Source: BoeingSource: Boeing

The United States Marine Corp is testing a prototype laser weapon system that shoots suspicious drones from the skies, according to reports.

Mounted to Joint Light Tactical Vehicles, the Boeing-built compact laser weapon system, otherwise known as CLaWS, can down and disable unmanned aerial vehicles (UAVs) from hundreds of meters away using fiber lasers, which are lasers that rely on optical fibers doped in rare elements as a transmission medium.

CLaWS is reportedly the first ground-based laser that the Department of Defense has approved for use by ground troops, according the U.S. Marine Corps. It would be used against enemy drones suspected of surveillance or attacks.

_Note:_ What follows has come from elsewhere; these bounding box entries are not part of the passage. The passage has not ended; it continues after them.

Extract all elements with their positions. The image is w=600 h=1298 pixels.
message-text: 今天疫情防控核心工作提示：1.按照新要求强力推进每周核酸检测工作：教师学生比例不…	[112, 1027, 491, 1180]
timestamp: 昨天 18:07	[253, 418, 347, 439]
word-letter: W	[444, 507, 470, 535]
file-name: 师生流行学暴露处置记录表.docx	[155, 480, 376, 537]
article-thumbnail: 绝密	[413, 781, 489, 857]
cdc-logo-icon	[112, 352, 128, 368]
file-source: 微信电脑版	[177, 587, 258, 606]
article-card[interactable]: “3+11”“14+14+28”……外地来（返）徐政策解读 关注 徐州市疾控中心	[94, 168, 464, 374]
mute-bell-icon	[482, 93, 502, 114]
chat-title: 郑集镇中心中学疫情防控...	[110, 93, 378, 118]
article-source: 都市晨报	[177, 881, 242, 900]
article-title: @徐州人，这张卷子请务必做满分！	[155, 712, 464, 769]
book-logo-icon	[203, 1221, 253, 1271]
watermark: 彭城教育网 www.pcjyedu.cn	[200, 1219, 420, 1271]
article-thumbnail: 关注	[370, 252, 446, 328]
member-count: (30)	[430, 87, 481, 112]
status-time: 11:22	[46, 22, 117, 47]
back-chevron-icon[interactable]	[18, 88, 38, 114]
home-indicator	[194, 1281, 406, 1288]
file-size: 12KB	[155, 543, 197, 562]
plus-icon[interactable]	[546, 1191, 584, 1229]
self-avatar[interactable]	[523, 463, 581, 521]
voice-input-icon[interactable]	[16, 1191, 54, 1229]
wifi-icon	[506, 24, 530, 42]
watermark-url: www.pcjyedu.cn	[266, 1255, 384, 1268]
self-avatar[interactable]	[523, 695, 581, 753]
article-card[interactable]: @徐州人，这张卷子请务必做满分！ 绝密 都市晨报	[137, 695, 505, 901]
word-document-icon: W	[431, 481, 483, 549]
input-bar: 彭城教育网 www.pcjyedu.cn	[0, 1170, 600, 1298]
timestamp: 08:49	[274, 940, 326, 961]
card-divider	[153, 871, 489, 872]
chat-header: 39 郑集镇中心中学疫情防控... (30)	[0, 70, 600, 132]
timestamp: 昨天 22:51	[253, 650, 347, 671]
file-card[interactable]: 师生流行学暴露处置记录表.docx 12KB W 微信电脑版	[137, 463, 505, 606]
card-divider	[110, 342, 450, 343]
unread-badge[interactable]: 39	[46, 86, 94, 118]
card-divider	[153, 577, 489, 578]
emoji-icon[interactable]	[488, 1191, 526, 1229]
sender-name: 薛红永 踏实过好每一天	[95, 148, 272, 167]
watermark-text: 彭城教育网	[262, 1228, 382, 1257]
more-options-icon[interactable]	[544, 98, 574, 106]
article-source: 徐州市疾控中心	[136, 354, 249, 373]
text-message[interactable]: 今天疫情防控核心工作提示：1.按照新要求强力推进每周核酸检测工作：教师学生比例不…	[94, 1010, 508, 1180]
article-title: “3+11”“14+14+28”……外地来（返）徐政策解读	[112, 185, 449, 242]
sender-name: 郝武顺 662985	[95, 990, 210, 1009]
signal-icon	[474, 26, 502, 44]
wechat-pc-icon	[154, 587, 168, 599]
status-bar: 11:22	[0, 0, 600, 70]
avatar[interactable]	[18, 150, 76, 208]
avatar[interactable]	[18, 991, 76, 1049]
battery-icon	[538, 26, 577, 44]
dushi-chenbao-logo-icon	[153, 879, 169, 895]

Known for both high beam quality and withstanding the rigors of military transport, the vehicle-mounted CLaWS downs drones in a matter of seconds by either burning parts of the UAV's body or igniting the onboard fuel supply. Available in 2, 5 and 10 kW versions, the CLaWS is thought to be more affordable than traditional UAV countermeasures.

"This was all in response to a need for counter unmanned aerial systems to take down drones," Ground Based Air Defense Program Manager Don Kelley said in a Marine Corps Systems Command release.

"We're providing CLaWS to Marines as a rapid prototype for evaluation ... Depending on the results, CLaWS could become part of a larger capability set."